Laptops in the classroom: Mend it, don't end it

Teachers: Step down as the sage on the stage and learn to be the guide on the side.

As they cross the academic finish line this month, college students might be groaning more than usual. That's because many of them have prepared for their exams with handwritten notes – the result of enduring a year of classes without their laptops.

The reason? More and more professors are banning them from the classroom. Laptops, they say, turn students into stenographers instead of critical thinkers, or, more often, distract them with online shopping or e-mail. These are the same laptops, mind you, that many schools required students to buy in the first place, and they connect wirelessly to a network that universities have spent millions to install. Technology fees and tuition hikes are hard to swallow for students taking notes with a pencil.

After a decade of infusing technology into university facilities with gusto, the bandwagon is crashing into the classroom door. Provosts and presidents can rewire facilities and require laptop purchases, but these innovations are for naught if professors use the same old lecture notes. Computers can transform the way students learn only if instructors change the way they teach.

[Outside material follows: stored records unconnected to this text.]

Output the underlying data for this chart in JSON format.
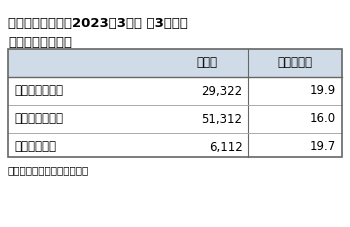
{
  "title_line1": "ゴールドウイン、2023年3月期 第3四半期",
  "title_line2": "事業区分別売上高",
  "header_col2": "売上高",
  "header_col3": "（増減率）",
  "rows": [
    {
      "label": "パフォーマンス",
      "value": "29,322",
      "rate": "19.9"
    },
    {
      "label": "ライフスタイル",
      "value": "51,312",
      "rate": "16.0"
    },
    {
      "label": "ファッション",
      "value": "6,112",
      "rate": "19.7"
    }
  ],
  "footnote": "単位は百万円。増減率は％。",
  "header_bg": "#cfdce8",
  "table_border_color": "#666666",
  "row_line_color": "#aaaaaa",
  "title_fontsize": 9.5,
  "header_fontsize": 8.5,
  "cell_fontsize": 8.5,
  "footnote_fontsize": 7.5,
  "bg_color": "#ffffff"
}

As a teacher, I can confirm that most of us love to be the center of attention, and laptops threaten our fiefdoms. For years, we have pointed the desks toward us and shut the window blinds to maintain our monopolies. When we punish the class clown, it's not for being funny; it's for being funnier than we are. Admitting laptops into the classroom means facing the reality that in the competition for attention, our best lectures can't even beat solitaire.

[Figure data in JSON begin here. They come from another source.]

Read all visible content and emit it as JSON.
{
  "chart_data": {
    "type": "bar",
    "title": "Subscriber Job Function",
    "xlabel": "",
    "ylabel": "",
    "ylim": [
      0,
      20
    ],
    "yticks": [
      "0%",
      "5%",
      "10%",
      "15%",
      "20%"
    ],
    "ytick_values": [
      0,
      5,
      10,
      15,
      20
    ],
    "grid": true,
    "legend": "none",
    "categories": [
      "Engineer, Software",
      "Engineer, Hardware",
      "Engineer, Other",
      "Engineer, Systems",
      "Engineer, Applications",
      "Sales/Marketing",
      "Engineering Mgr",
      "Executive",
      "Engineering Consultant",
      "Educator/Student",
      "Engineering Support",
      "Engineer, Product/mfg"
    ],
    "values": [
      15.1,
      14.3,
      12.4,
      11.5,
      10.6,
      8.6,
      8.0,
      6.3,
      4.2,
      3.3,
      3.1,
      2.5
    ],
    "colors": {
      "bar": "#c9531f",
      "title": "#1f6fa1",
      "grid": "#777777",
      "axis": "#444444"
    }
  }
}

To productively use laptops in the classroom, teachers need to be willing to surrender their supremacy. Students no longer need us for the facts because facts are instantly available on the Internet. Instead, they need us to help them figure out what to do with all that data. It's ironic that law school professors are leading the laptop backlash, since their discipline saw this trend coming decades ago when they stopped trying to teach the law and focused instead on teaching legal reasoning.

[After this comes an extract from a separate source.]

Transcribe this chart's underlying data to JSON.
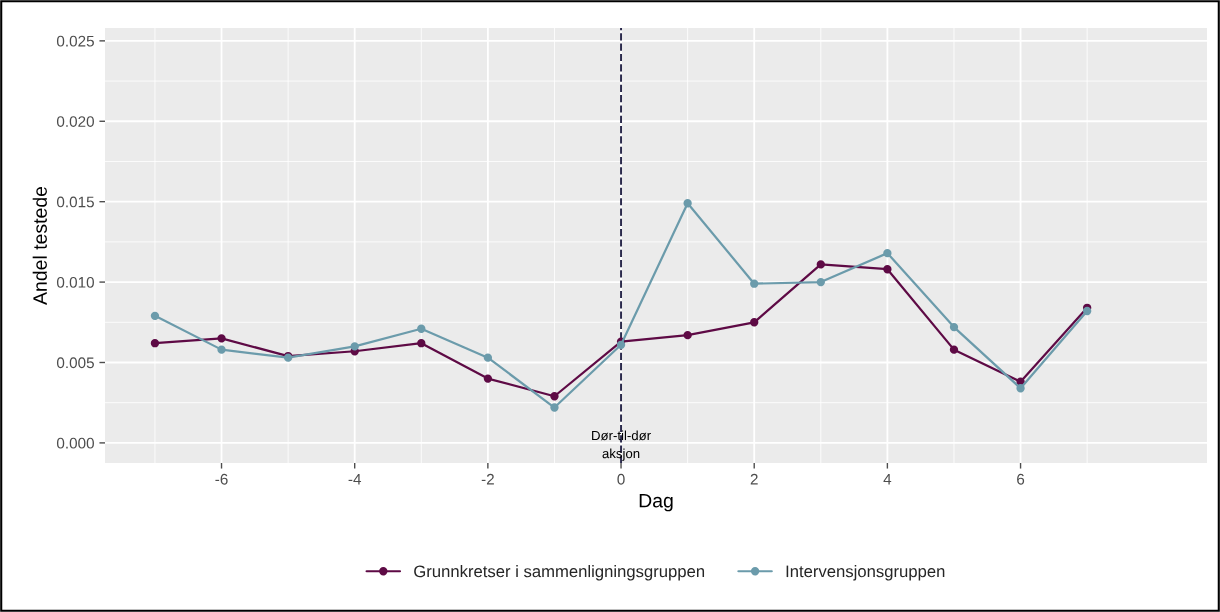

Teachers must step down from being the sage on the stage and learn to be the guide on the side. That change hurts for those of us who love the limelight, but it hurts less than losing out to Minesweeper. So what does a classroom look like when laptops have been successfully integrated?

Students are working individually or in small teams to solve engaging problems or answer compelling questions. They are synthesizing their own experience, ideas from the professor, and sources that they can find on the Web. They are talking with classmates, but they are also collaborating with people outside the classroom walls by e-mailing experts, posting to blogs, or editing pages on wikis (websites that allow users to add, remove, or edit content). The teacher has come down from the lectern and is moving throughout the room, watching what students are doing, asking questions, posing challenges, and brushing shoulders with the student who just checked the scores on ESPN.com.

Periodically the action is stopped. The teacher instructs the class to close their laptops, except perhaps one designated scribe. They talk. They share their insights, their solutions, and their obstacles. The Socratic exchange is fueled by the insights developed through electronic inquiry. The powerful face-to-face questioning isn't competing with the laptops; instead, it depends on it. When the dialogue ends, the teacher encourages students to reopen their notebook computers and summarize the important points of the conversation. Sometimes the instructor is delivering content, but more often the teacher is helping students learn how to learn.

Instructional changes in today's classrooms need to be as radical as the technological innovations that spark them, and university administrators must recognize that upgrading the network won't deliver results without upgrading the instruction. Schools can't expect overburdened teachers to leap into the 21st century in their spare minutes, and faculty will need grants, time, and resources to advance their teaching.

The best method for infusing technology into the curriculum is to support a few innovative teachers in developing new courses that use computers to enhance the academic culture of the school. Further financial support can help other teachers borrow best practices from the pioneers.

If schools are unwilling to provide the same support to teachers as they do to network technicians, then perhaps it's best for institutions to stick with trusted 19th-century resources. Older teaching methods are adapted to older technologies. If schools stick with the traditional pedagogy, then it's probably best to check the laptops at the door.

In the long run, though, the strongest educational institutions won't be the ones that leave laptops out; they will be those that discover the most powerful ways to bring them in.

Justin Reich is codirector of the Center for Teaching History with Technology ( www.thwt.org ) and coauthor of the forthcoming "Teacher's Guide to Teaching History and English with Technology."